Ahoy there! Now, me hearties, here is an interesting fact for you, which I discovered purely by chance this very morn. Yesterday was actually “International Talk Like a Pirate Day”! I Captain Kidd you not – how amazing is that? If only I had known – now I have to wait a whole year until the next one.
Which reminds me … I was attending a dinner party a few years ago, oddly enough dressed as Long John Silver (not really, just checking to make sure you are paying attention) when the topic of conversation turned to children – who had what, how many, ages etc.
I was just about to say actually I don’t have any children but, before I could, the lady seated opposite me piped up “Oh, I think there’s something very strange about a woman who doesn’t have children – there must be something wrong with her surely”.
She then immediately turned to me and asked “How many children do you have Elizabeth?” and I heard someone answer “Two” and then realised it was in fact me that had said that. Phew, that was close, I thought I had swerved what could have been an awkward moment rather nicely.
I really should have paid more attention to the potential ramifications of my reply though because then came a barrage of questions, thus:
“What are their names?”
“Hugo and Pandora” I replied, having quickly plucked from thin air the names of my two beloved cats from years ago.
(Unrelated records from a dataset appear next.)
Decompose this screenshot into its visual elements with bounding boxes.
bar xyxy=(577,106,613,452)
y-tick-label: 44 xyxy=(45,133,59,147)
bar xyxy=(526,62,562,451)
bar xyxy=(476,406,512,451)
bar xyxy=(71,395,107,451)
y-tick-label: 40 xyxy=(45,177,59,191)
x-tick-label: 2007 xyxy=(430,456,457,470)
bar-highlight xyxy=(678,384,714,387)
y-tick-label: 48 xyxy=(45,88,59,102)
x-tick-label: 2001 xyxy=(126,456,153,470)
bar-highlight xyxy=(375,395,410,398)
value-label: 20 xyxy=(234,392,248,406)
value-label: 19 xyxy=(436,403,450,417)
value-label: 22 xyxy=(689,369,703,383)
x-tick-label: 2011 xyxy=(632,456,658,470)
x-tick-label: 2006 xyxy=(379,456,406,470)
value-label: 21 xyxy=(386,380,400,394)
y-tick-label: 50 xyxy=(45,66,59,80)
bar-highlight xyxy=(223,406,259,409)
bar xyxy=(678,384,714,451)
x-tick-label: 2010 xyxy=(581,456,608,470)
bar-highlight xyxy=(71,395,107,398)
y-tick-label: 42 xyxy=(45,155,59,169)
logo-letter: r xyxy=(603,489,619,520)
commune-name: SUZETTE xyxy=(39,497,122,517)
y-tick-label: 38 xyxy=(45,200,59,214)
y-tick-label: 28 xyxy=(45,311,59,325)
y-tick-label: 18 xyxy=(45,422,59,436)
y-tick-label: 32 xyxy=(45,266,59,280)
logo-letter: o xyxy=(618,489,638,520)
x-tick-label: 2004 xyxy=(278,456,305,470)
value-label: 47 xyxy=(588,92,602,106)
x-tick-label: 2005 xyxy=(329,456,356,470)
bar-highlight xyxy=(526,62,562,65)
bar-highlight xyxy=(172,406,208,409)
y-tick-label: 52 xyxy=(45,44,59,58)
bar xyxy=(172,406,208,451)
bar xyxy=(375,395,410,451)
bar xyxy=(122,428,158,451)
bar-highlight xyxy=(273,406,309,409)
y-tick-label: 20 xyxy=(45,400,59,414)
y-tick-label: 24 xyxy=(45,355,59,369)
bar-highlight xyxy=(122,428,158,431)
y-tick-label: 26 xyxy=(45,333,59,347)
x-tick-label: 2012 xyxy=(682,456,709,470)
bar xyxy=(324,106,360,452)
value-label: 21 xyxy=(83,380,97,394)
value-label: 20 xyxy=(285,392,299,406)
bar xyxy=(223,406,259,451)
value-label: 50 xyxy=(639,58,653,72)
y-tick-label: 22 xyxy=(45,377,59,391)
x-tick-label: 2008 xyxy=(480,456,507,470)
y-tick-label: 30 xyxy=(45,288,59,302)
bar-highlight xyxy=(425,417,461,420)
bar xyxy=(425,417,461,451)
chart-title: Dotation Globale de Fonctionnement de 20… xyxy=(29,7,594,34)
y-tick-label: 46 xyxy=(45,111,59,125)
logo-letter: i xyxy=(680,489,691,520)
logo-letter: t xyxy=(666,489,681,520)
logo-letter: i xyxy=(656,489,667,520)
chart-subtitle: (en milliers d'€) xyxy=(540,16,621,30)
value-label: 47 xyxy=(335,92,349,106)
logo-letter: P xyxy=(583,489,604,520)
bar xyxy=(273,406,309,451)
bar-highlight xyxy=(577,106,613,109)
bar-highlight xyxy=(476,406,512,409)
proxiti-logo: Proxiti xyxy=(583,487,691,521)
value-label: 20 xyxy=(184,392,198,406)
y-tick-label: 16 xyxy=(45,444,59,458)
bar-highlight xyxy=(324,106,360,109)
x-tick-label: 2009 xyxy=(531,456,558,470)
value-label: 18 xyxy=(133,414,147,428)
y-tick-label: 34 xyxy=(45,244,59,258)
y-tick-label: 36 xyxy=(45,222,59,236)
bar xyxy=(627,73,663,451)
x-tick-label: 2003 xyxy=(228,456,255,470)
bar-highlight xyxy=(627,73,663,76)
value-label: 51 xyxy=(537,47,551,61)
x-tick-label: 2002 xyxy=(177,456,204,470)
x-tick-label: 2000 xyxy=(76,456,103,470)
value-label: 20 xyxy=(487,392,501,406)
Lucky they weren’t called Puss and Ginger!
“How old are they?” Blah blah blah …
By the end of the evening I was the unintentional mother of two children, my aforementioned incredibly talented son Hugo and my beautiful daughter Pandora, affectionately known as Pandy. Perhaps a little over the top, I hear you say? No, that was just the beginning.
Hugo is a very successful architect, living with his partner (Antonio) in the most scrumptious loft apartment in Manhattan. As a trendy gay man about town I don’t expect he will be giving me grandchildren anytime soon. Thank goodness! No way do I want some sticky toddlers anywhere near my dogs, my Afghan war rug or my cashmere throws thankyou.
Ooh, I started to get a bit anxious then at the thought of it, completely forgetting for a moment that that particular nightmare scenario exists only in my mind. Phew, what a relief!
Back to Pandora … Pandy is a very successful (naturellement) interior designer, living with her husband Sebastian in Primrose Hill on the northern side of Regent’s Park in London. Pandy is very similar to me in many ways and she and her husband (whom I simply adore) have decided they are not particularly fussed about having children for they too have some beautiful soft furnishings. That, and they have a shared love of long haul travel destinations. They have the most gorgeous home, as one would expect, but unfortunately have very loud neighbours to the left of them – some kind of musician, apparently quite famous, playing an electric guitar and wailing at all hours. I can’t recall his name off hand but I imagine he sounds rather like this:
So, with my maternal instinct on full alert, I advised darling Pandy to pop next door and ever so politely ask if they would be kind enough to keep the noise down after 10pm in the evening, which she did. But she then informed me a greasy wild haired beatnik type of fellow had greeted her with some hostility, shouting “I’m not going to be told what to do by a woman with a face like a pickled onion”!
Outrageous!! The child is beyond beautiful – she looks just like me for heavens sake!
Anyway, must dash for now dahlings as I’m expecting a long distance call from Hugo … I’ll send him your best wishes. And then I really must plank.